Half a century is plenty of time for an Apple to stay fresh, or to rot.
The New York Times‘s Kalley Huang (“For Employee No. 8, Many Changes in Apple’s 50-Year History,” April 2) traces the evolution of Apple Inc. from a “scrappy start-up that assembled computers by hand” — and whose organic name was a natural fit for an environment in which “Silicon Valley’s fruit orchards hadn’t yet been taken over by office parks” — to one which “has come to define how to be a global technology company.”
In a 2014 Bloomberg interview, Steve Wozniak recalled how he had “given away my designs for the Apple-1 for free,” leaving it to Steve Jobs to take projects the other Steve had “designed for fun” (while being “totally aware that a revolution was close to starting”) and “somehow turn them into some money for both of us.” The sum of their money would become so enormous that Chris Espinosa, who admits that having “had no college degree and … only worked at one company” since 1976 doesn’t sound like much of a résumé, owns what Huang estimates is well over $100 million worth of the corporation that makes a thousandfold of that in profit every year.
Craig Newmark’s op-ed “Craigslist Made Me Rich. Giving the Money Away is Easy” might have included Espinosa as evidence for how “making money isn’t proof to me that I know something any better than someone else” but of being “in the right place, at the right time” to apply common sense to a new field, if it hadn’t gone to print in the same day’s edition of The New York Times. Newmark doesn’t propose any political program, keeping his distance even from any endorsement of “left-wing nonprofits” and instead promoting such voluntary philanthropic efforts as the Giving Pledge. Still, the public souring on the information industry, as captured by such titles as Douglas Rushkoff’s Throwing Rocks at the Google Bus and Tripp Mickle’s After Steve: How Apple Became a Trillion-Dollar Company and Lost Its Soul, might seem the inevitable result of it enabling such outsized yet largely fortuitous accumulations in the first place.
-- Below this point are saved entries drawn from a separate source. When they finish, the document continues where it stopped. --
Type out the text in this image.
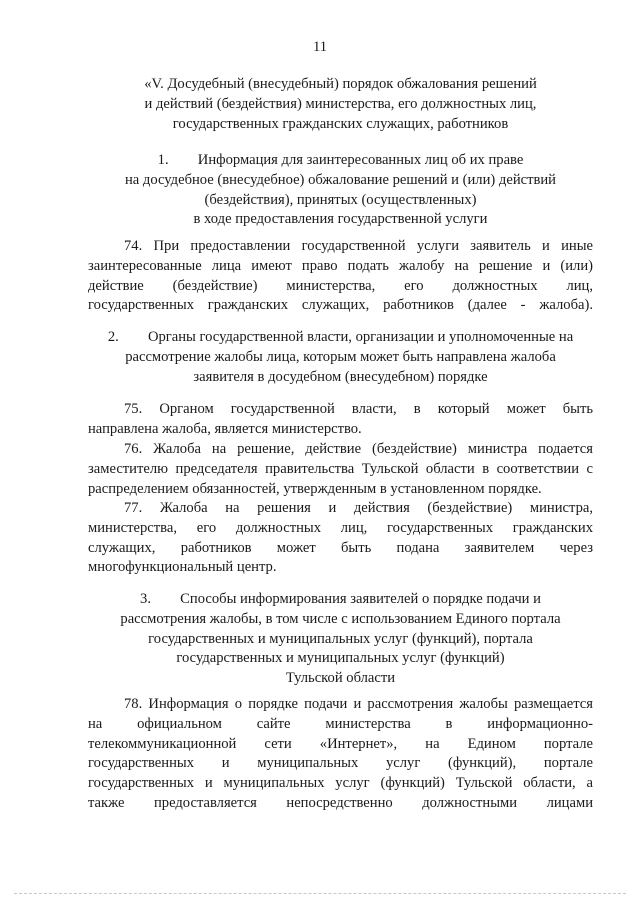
11
«V. Досудебный (внесудебный) порядок обжалования решений
и действий (бездействия) министерства, его должностных лиц,
государственных гражданских служащих, работников
1.        Информация для заинтересованных лиц об их праве
на досудебное (внесудебное) обжалование решений и (или) действий
(бездействия), принятых (осуществленных)
в ходе предоставления государственной услуги
74. При предоставлении государственной услуги заявитель и иные
заинтересованные лица имеют право подать жалобу на решение и (или)
действие (бездействие) министерства, его должностных лиц,
государственных гражданских служащих, работников (далее - жалоба).
2.        Органы государственной власти, организации и уполномоченные на
рассмотрение жалобы лица, которым может быть направлена жалоба
заявителя в досудебном (внесудебном) порядке
75. Органом государственной власти, в который может быть
направлена жалоба, является министерство.
76. Жалоба на решение, действие (бездействие) министра подается
заместителю председателя правительства Тульской области в соответствии с
распределением обязанностей, утвержденным в установленном порядке.
77. Жалоба на решения и действия (бездействие) министра,
министерства, его должностных лиц, государственных гражданских
служащих, работников может быть подана заявителем через
многофункциональный центр.
3.        Способы информирования заявителей о порядке подачи и
рассмотрения жалобы, в том числе с использованием Единого портала
государственных и муниципальных услуг (функций), портала
государственных и муниципальных услуг (функций)
Тульской области
78. Информация о порядке подачи и рассмотрения жалобы размещается
на официальном сайте министерства в информационно-
телекоммуникационной сети «Интернет», на Едином портале
государственных и муниципальных услуг (функций), портале
государственных и муниципальных услуг (функций) Тульской области, а
также предоставляется непосредственно должностными лицами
The Giving Pledge cofounder Bill Gates owes much of his fortune to emulating Apple. The video game Halo was first showcased at MacWorld by Jobs before it became an exclusive killer app for Microsoft’s Xbox. Gates’s Windows operating system tapped the talent of Macintosh’s iconic icon designer Susan Kare. And yet the broader impact of Apple’s innovations is hardly confined to such sheerly financial windfalls.
This is not just because Apple efforts like the HyperCard which made creating and viewing multimedia straightforward, the Pippin which brought built-in Internet access to a video game console, and the Newton which pioneered the personal digital assistant were influential on later developments without managing to become profitable products for them or anyone else.
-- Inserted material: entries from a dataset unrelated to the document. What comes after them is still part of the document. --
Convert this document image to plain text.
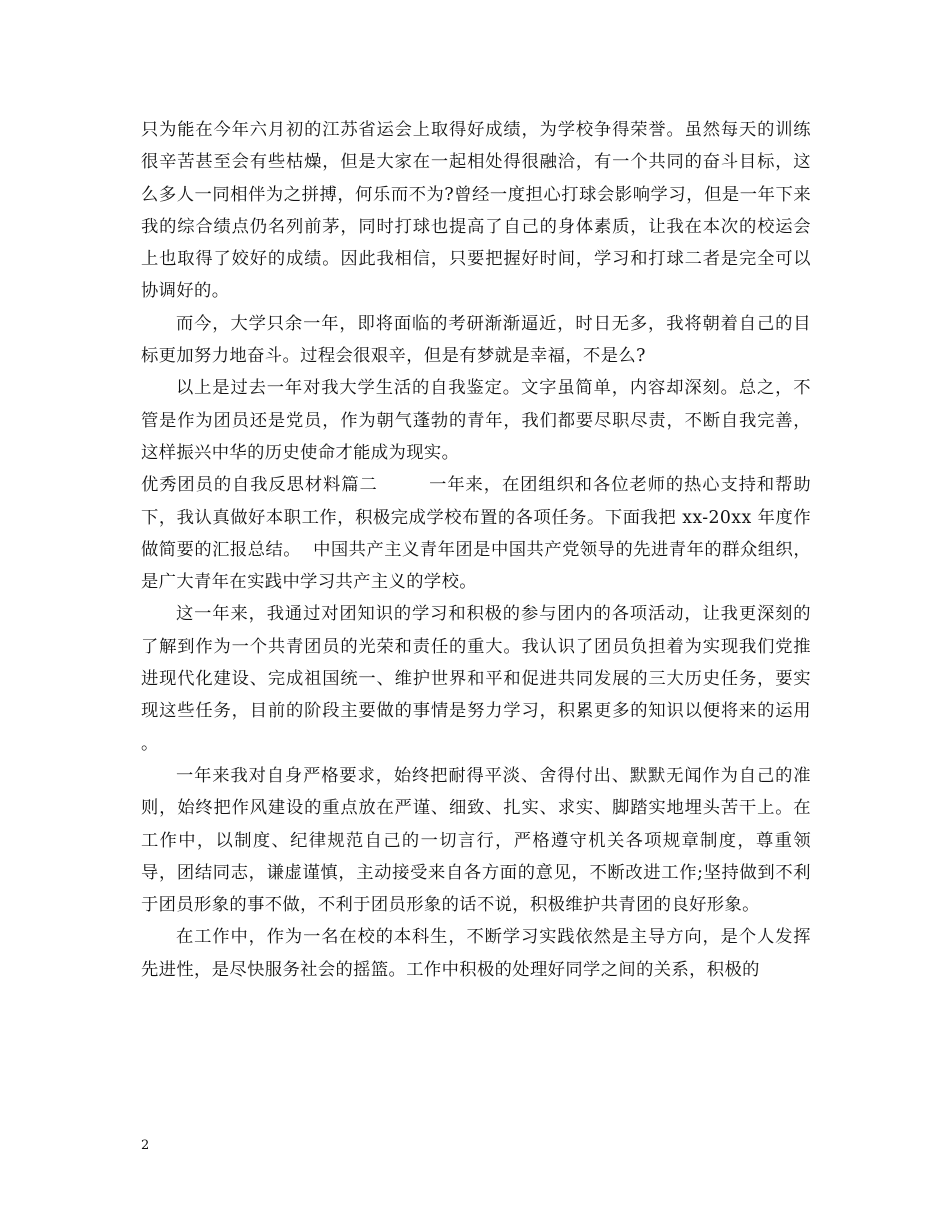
只为能在今年六月初的江苏省运会上取得好成绩，为学校争得荣誉。虽然每天的训练很辛苦甚至会有些枯燥，但是大家在一起相处得很融洽，有一个共同的奋斗目标，这么多人一同相伴为之拼搏，何乐而不为?曾经一度担心打球会影响学习，但是一年下来我的综合绩点仍名列前茅，同时打球也提高了自己的身体素质，让我在本次的校运会上也取得了姣好的成绩。因此我相信，只要把握好时间，学习和打球二者是完全可以协调好的。

而今，大学只余一年，即将面临的考研渐渐逼近，时日无多，我将朝着自己的目标更加努力地奋斗。过程会很艰辛，但是有梦就是幸福，不是么?

以上是过去一年对我大学生活的自我鉴定。文字虽简单，内容却深刻。总之，不管是作为团员还是党员，作为朝气蓬勃的青年，我们都要尽职尽责，不断自我完善，这样振兴中华的历史使命才能成为现实。

优秀团员的自我反思材料篇二        一年来，在团组织和各位老师的热心支持和帮助下，我认真做好本职工作，积极完成学校布置的各项任务。下面我把 xx-20xx 年度作做简要的汇报总结。  中国共产主义青年团是中国共产党领导的先进青年的群众组织，是广大青年在实践中学习共产主义的学校。

这一年来，我通过对团知识的学习和积极的参与团内的各项活动，让我更深刻的了解到作为一个共青团员的光荣和责任的重大。我认识了团员负担着为实现我们党推进现代化建设、完成祖国统一、维护世界和平和促进共同发展的三大历史任务，要实现这些任务，目前的阶段主要做的事情是努力学习，积累更多的知识以便将来的运用  。

一年来我对自身严格要求，始终把耐得平淡、舍得付出、默默无闻作为自己的准则，始终把作风建设的重点放在严谨、细致、扎实、求实、脚踏实地埋头苦干上。在工作中，以制度、纪律规范自己的一切言行，严格遵守机关各项规章制度，尊重领导，团结同志，谦虚谨慎，主动接受来自各方面的意见，不断改进工作;坚持做到不利于团员形象的事不做，不利于团员形象的话不说，积极维护共青团的良好形象。

在工作中，作为一名在校的本科生，不断学习实践依然是主导方向，是个人发挥先进性，是尽快服务社会的摇篮。工作中积极的处理好同学之间的关系，积极的

2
Indeed, much of the creativity that spread from Apple’s roots in Cupertino, California to cyberspace is closer in spirit to Wozniak than Jobs. It was entirely typical for Stephen D. Young and Debra Willrett’s Backgammon, programmed for the Apple Macintosh in the same non-Orwellian year 1984 during which the desktop model was introduced, to give out a postal address for users who “enjoy it and would like to see more ‘freeware'” to “please send whatever you think it’s worth” … and permission for them to disseminate the software itself.
Huang notes that Apple’s current survival requires not just satisfying customers but withstanding “tariff whiplash, antitrust scrutiny and geopolitical turmoil.” Consumer sovereignty and cooperative networking can tame such seemingly relentless forces — and make the fruits of tech’s golden geese as common as dirt.
New Yorker Joel Schlosberg is a senior news analyst at The William Lloyd Garrison Center for Libertarian Advocacy Journalism.